Best uses: Cragging, Top-Rope, Multi-pitch
Weight: 59 g/m
Pros: Good all-around rope, affordable
Cons: Lack of treatment reduces rope durability, only has 7-8 UIAA falls
Cost (70m): $200
The Mammut Infinity Classic is a great rope which has many of the advantages that come with the Infinity series at a much cheaper cost. The rope’s 40% sheath means that it is still going to give you great initial resistance to abrasions. In addition, the core materials themselves remain unchanged, meaning that the rope will still feel very similar in your hands and will handle very much like the expensive Infinity Dry or Infinity Protect models.
As you might have guessed, with the cheaper price comes a few disadvantages. This rope has no dry treatment whatsoever, meaning that it will get dirtier faster and and wear out quicker. Another disadvantage of the Infinity Classic is that it is only certified for 7-8 UIAA falls. In comparison, the Infinity Dry and Protect models both have 8-9 UIAA falls, which translates to more overall strength and life of rope. In addition, this rope is not recommended for alpine, ice or any other long multi-pitch adventures where it might be exposed to water.
That being said, if you’re just planning on using this rope for cragging, top roping, or short multi-pitches, this is a good option, as the extra cost for the dry treatment might not be justified.
Best uses: Cragging, Top-Rope, Multi-pitch, Trad, Ice, Alpine
Weight: 59 g/m
Pros: Dry sheath treated, durable, can be used for almost any type of climbing
Cons: Pricy for only dry rope treatment
Cost (70m): $250
For those of you looking for the nice middle between the Infinity Dry and the Infinity Classic, look no further! The sheath of the Infinity Protect has been dry-treated, so you’ll get the added advantages which come with this technology while still keeping the overall cost of the rope under $300. This rope also allows you to take on more adventurous climbing styles as treatment will keep you safe even if you get caught in a rainstorm.
The Mammut Infinity rope series is an absolute engineering marvel. They have been able to pack in the power, resistance, and dependability of a much fatter rope into a slender 9.5mm diameter.
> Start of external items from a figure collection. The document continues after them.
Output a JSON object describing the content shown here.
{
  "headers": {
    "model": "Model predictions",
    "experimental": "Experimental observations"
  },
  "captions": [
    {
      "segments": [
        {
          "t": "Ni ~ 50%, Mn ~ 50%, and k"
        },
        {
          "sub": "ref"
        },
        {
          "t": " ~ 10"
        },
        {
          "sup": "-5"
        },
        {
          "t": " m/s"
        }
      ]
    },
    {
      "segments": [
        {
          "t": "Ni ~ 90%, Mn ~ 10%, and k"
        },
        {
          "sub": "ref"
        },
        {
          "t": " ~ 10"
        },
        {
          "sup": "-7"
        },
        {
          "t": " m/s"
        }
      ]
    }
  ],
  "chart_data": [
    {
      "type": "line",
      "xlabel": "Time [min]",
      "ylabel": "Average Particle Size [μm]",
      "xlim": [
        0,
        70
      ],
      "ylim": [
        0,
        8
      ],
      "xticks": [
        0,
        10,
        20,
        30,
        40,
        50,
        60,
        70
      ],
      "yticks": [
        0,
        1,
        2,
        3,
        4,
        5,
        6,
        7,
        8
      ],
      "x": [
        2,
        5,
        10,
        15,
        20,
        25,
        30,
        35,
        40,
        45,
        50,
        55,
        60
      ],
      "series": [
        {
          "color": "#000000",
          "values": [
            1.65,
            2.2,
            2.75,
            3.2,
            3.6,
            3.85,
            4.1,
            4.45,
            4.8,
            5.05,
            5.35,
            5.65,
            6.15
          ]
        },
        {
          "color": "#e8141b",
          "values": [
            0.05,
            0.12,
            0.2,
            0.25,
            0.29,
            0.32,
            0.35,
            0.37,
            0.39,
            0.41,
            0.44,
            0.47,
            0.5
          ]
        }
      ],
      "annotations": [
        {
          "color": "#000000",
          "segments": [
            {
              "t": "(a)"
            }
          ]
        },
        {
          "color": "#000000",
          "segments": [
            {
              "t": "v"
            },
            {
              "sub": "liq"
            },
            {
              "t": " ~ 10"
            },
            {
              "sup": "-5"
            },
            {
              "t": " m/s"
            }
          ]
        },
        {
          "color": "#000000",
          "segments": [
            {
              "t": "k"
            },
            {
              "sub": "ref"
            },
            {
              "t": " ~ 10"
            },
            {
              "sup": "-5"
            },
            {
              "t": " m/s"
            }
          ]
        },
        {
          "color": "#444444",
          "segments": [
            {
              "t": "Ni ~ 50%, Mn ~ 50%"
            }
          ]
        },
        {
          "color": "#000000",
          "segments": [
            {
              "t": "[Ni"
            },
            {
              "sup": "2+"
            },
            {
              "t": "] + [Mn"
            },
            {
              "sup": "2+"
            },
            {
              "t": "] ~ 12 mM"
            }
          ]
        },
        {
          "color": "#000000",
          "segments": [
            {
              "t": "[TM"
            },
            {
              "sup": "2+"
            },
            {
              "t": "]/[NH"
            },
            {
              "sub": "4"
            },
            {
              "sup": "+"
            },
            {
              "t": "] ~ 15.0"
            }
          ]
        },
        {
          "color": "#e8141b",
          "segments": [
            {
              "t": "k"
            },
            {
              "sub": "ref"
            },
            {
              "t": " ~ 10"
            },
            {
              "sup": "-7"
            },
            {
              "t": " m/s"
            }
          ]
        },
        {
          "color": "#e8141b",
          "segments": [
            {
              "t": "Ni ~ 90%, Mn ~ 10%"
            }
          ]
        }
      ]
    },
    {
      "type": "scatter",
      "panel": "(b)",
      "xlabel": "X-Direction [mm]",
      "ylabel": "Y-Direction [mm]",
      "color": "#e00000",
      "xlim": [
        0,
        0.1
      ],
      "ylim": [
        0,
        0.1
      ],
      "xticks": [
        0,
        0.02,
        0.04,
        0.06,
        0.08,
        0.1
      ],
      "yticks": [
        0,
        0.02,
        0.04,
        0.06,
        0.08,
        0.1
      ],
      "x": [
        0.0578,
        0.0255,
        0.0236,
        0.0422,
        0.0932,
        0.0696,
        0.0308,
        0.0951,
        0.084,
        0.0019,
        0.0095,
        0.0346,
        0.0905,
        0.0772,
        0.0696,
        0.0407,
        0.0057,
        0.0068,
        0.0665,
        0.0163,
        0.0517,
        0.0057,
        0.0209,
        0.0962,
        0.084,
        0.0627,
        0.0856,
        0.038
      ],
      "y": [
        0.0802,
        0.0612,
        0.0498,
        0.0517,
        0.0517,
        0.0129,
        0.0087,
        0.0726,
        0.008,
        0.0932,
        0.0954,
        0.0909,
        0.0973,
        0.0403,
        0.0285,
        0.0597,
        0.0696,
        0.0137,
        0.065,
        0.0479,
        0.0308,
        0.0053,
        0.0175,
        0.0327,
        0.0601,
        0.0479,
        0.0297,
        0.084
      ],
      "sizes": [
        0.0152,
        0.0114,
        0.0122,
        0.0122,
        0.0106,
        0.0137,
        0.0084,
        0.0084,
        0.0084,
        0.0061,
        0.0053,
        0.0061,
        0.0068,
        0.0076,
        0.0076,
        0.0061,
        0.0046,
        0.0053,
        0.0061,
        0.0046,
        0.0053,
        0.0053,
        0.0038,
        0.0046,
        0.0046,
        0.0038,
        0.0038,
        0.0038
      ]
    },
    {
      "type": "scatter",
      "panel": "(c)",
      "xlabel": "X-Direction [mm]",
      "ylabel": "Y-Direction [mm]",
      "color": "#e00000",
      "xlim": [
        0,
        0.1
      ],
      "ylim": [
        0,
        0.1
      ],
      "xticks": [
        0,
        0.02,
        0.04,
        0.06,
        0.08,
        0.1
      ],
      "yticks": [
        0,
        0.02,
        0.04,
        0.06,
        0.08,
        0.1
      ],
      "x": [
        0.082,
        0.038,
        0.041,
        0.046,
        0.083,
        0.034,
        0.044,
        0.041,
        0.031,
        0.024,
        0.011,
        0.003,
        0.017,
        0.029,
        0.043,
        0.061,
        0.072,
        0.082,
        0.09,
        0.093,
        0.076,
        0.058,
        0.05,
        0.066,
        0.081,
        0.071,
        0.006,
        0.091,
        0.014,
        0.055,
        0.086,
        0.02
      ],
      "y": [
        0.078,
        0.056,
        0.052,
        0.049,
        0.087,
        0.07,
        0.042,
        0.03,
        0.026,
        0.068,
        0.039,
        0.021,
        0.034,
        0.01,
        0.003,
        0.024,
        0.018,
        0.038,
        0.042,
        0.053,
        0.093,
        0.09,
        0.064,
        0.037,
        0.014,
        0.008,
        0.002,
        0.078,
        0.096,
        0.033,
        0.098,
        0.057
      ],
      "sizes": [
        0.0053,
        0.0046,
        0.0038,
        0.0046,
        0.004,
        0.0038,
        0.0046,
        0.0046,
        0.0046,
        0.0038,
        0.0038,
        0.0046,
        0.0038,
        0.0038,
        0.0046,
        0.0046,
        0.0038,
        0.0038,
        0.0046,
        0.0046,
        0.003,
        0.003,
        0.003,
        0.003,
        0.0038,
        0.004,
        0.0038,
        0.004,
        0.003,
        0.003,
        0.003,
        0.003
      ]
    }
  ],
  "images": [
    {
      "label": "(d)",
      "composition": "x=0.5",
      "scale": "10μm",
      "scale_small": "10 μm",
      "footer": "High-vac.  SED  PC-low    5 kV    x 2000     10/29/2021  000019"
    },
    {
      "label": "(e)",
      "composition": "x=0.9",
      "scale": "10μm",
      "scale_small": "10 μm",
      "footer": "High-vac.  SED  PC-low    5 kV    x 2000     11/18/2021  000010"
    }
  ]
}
Though the Infinity Classic is in no way a bad rope, I suggest anyone considering buying one of these ropes to at least consider the Infinity Protect or Infinity Dry models. For only $50 more, the Infinity Protect offers considerable durability improvements when compared to the Classic. Of course if you have the budget, I’d say go all the way with the Dry model, as the extra cost will more than pay for itself with added rope life.
Whatever model you choose, I highly recommend this rope for any level or style of climber. It might just be the best rope you’ll ever own.